Roger Federer won’t retire with a golden career grand slam, like Rafael Nadal has. No matter. The big picture is always about the Grand slam titles. No one really remembers who won gold in the Olympic games, even if it does have an effect on the ATP rankings. It’s about how it blends in with the rest of the season, and gives you the momentum to win at the US Open. Do you think Rafael Nadal was pleased when 2008 ended about losing at the US Open but winning the gold medal in Beijing?
Was it a perfect match from Andy Murray? Far from it. But Roger Federer, probably less than 100% throughout the week, with his back problems coming back to haunt him due to playing both singles and doubles, something an old man such as himself apparently can’t do that well anymore, just couldn’t take advantage of Murray’s mistakes, with the most blatant stat being Federer’s 0-9 on break points. Blowing chance after chance, no wonder it turned out to be 6-2, 6-1, 6-4.
Injured or not, Djokovic at his best or not, it shouldn’t matter to Murray. He reached the Wimbledon final and the Olympic final by merit. His work with Ivan Lendl is paying off and we’re finally seeing a player who takes initiative when’s it’s handed to him or not. Finally seeing someone who can change momentum of rallies with a cross-court forehand.
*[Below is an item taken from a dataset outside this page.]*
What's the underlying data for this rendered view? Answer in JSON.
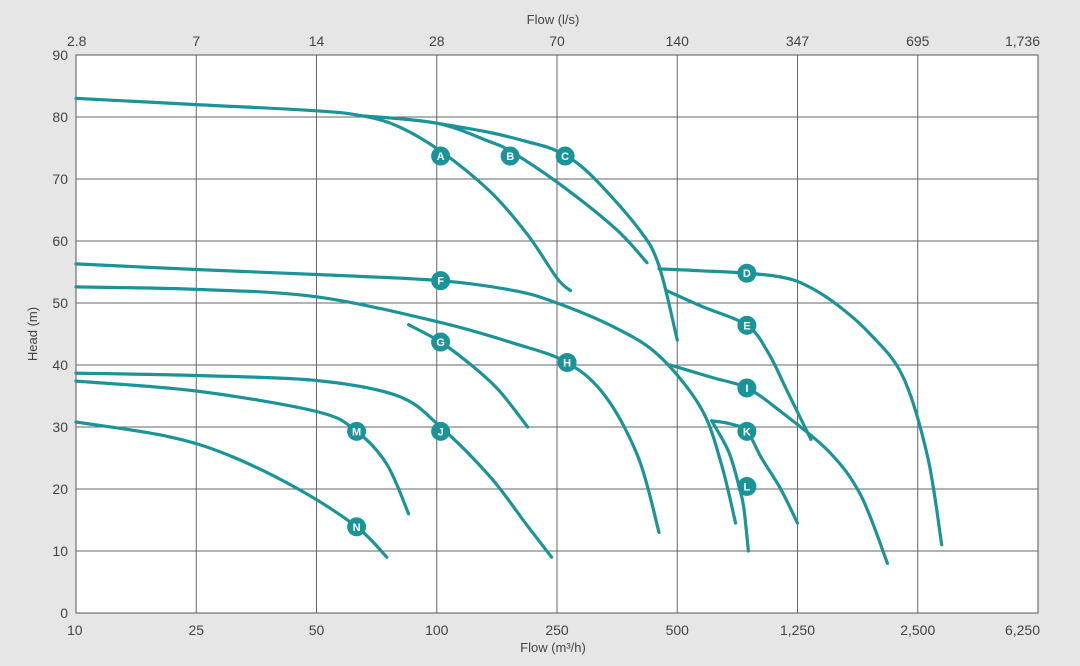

Someone who’s on the verge of breaking into the top 3 not because the ATP rankings say so, but because he’s close to the level required to beat Nadal-Djokovic-Federer when it really counts.
There’s still the Canadian Masters and the Cincinnati Masters to play, two tournaments Murray has a total of four titles at, but the goal is the US Open. Murray’s gold medal in London won’t mean too much if he won’t be able to capitalize on the momentum he’s built, against a Roger Federer who looks vulnerable again, against a Novak Djokovic who is far from his 2011 form and Rafael Nadal, still resting and nursing his aching body in Spain. This is it for Andy Murray, who needs to grab hold of the opportunity handed to him and created by him at the same time, and finish 2012 as a Grand slam champion.